A new subway linking central Stockholm with the neighboring Nacka area is offering more than additional infrastructure to the dynamic city. The municipal government decided to celebrate the high-profile project with accompanying public art installations. Note Design Studio, a Stockholm-based multidisciplinary firm and the designers behind Vibia’s delicate Musa collection, was one of the three creative collaborators.
Their piece, entitled Waiting Windows, represented a departure for the firm. “This is the first time Note has been asked to do a site-specific piece of art,” says interior architect and partner Daniel Hecksher. “It was a little daunting at first, as we’re so used to creating architecture, products, or interiors which have an underlying functional aspect as well as an aesthetic point of view to balance.”

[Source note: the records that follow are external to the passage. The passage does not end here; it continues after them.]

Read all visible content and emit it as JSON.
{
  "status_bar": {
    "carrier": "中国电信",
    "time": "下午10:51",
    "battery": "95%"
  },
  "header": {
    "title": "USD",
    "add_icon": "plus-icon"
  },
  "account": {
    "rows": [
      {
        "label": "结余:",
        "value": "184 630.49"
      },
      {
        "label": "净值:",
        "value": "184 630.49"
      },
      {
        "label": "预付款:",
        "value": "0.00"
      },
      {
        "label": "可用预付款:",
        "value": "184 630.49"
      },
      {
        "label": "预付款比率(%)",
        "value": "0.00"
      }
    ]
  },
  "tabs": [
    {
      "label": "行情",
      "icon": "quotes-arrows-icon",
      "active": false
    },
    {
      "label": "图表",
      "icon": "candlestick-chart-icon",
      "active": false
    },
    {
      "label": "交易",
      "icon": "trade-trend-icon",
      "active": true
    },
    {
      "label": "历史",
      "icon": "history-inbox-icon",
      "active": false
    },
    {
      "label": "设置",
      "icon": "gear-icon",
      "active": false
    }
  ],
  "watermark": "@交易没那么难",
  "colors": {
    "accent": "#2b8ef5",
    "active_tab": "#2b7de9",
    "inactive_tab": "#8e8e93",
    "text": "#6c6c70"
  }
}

Note was tasked with enriching the Sickla subway stop and their ideas crystalized around the literal and abstract concept of waiting—waiting for a specific train as well as waiting for the subway construction to be completed. “Waiting is a poetic frame of mind,” says Charlotte Ackemar, Note’s product designer. “We have to do it and if you allow yourself to actively occupy that moment rather than be passive, then it becomes something else altogether.”
The main installation of Waiting Windows is located near the subway entrance outside Nacka’s City Hall on a small, wooded traffic island. It features a series of large, rectangular stainless steel shapes—windows—in varying sizes, which together form a gentle curve that recalls many of Stockholm’s subway stations.
During the day, the polished surfaces reflect the bucolic surroundings and beckons people to pass through and interact with the installation. At night, the top of each window is illuminated from within, casting an ethereal glow. A single window positioned at a smaller site nearby points towards the main installation.